How the local market breaks down, and who owns each piece
- The Public Investment Corporation(PIC) owns roughly 20% of local JSE shares. This is the money that the government invests on behalf of the country's civil servants. The Department of Public Service and Administration's own employment records put black representation at around 90% of government staff. We therefore calculated that the PIC contributed roughly 18 percentage points to black ownership of the local JSE (90% of 20% of the JSE equals 18%).
- Private funds own roughly 44% of local JSE shares. This is private-sector pension and provident fund money. The working assumption that we settled on is that South Africa's black middle class (we have separate estimates of the size and growth of the middle class), accounts for something between 40% and 60% of the beneficiaries behind this money. Taking the midpoint of 50%, we therefore calculated that private funds add roughly 22 percentage points to black ownership of the local JSE.

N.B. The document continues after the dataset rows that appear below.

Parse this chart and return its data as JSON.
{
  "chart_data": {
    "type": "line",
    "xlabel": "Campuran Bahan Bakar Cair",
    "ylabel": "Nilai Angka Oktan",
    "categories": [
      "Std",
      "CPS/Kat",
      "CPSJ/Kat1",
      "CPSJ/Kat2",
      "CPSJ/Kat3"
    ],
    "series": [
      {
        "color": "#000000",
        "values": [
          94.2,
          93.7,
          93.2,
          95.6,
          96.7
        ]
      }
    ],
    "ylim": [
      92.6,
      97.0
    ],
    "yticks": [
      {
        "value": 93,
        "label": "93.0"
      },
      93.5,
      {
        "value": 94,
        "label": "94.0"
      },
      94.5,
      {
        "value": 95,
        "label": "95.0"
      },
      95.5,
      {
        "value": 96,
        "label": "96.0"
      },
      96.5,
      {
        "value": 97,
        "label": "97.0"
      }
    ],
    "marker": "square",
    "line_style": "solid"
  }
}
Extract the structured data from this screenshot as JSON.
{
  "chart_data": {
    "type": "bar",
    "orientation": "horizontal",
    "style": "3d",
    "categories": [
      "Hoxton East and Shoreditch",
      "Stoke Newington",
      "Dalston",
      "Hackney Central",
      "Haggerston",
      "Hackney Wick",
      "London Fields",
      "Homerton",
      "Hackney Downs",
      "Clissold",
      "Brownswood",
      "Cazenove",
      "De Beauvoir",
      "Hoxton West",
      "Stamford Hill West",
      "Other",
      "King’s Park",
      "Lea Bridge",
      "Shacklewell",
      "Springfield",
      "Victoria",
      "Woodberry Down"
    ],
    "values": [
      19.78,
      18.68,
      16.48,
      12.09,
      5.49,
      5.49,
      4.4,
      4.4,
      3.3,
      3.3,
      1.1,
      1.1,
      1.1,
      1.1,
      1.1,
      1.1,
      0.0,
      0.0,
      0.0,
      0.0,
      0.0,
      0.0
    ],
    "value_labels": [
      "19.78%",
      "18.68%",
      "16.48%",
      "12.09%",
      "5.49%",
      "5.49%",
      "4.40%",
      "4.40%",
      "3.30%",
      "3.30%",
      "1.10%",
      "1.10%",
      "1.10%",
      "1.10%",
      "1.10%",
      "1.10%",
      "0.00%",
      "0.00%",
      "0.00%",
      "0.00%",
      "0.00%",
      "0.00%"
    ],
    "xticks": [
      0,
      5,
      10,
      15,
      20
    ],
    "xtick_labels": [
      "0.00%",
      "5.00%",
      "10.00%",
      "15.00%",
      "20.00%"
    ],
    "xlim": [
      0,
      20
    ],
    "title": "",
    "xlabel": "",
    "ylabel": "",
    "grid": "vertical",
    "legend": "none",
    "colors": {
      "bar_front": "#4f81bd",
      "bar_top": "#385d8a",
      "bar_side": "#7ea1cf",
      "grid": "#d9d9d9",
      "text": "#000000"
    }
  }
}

- State holdings own roughly 3% of local JSE shares. This refers to shares held directly by government and state-owned entities, separate from the PIC pension money discussed above. The main example is the Industrial Development Corporation, a state-owned development finance institution with direct stakes in listed companies such as Sasol. This analysis assumes that these holdings are 90% black-beneficial as this is roughly the share of the national population that is black. We therefore calculated that state holdings add roughly 2.7 percentage points to black ownership of the local JSE.
- Individual shareholders own roughly 3% of local JSE shares. Direct retail share ownership has historically skewed white, reflecting who has had the disposable income and financial-market access to invest directly. This analysis assumes that between 40% and 50% of these individual shareholders are black. Taking the midpoint of 45%, we therefore calculated that individual shareholders add roughly 1.35 percentage points to black ownership of the local JSE.
- Everything else, close to a third of the local market, around 30%. This catch-all chiefly covers Black Economic Empowerment (BEE) ownership structures, where a block of shares in a company is set aside for black shareholders or trusts and held for a fixed number of years, typically financed by debt repaid out of dividends, before beneficiaries can sell. This category also includes other holdings that don't sort cleanly into the categories above. Assumed 70% to 80% black-beneficial, reflecting that most of what sits here is BEE-related empowerment stock by design. Taking the midpoint of 75%, we therefore calculated that this category adds roughly 22.5 percentage points to black ownership of the local JSE.
Add the black contribution from each bucket, and the total lands at 66.55% black and 33.45% white.
We tested the limits of that estimate by pushing the ownership estimates down to their lowest plausible levels, and up to their highest plausible levels, in order to stress-test the accuracy of our 66.55% number. The chart below shows how we did that by developing what we called a conservative case, a central case, and a generous case.

The lowest we could make the black ownership rate was around 60%. The highest we could make it was just over 70%. As a consequence, we are relatively confident that the 66.55% estimate is a fair judgment.
At a certain level, the data suggest that South Africa has made more progress, in terms of the ownership of the economy, than some of the doom-y analysis suggests. Certainly, claims that nothing has changed in the country over 30 years are false. On a per capita basis, of course, that statement can be qualified and our initial estimates, that we will write a second report on, reveal the implications of a South Africa demonstrating a multi-generational, established white middle class, read against the still emerging black middle class, read against the high levels of black unemployment.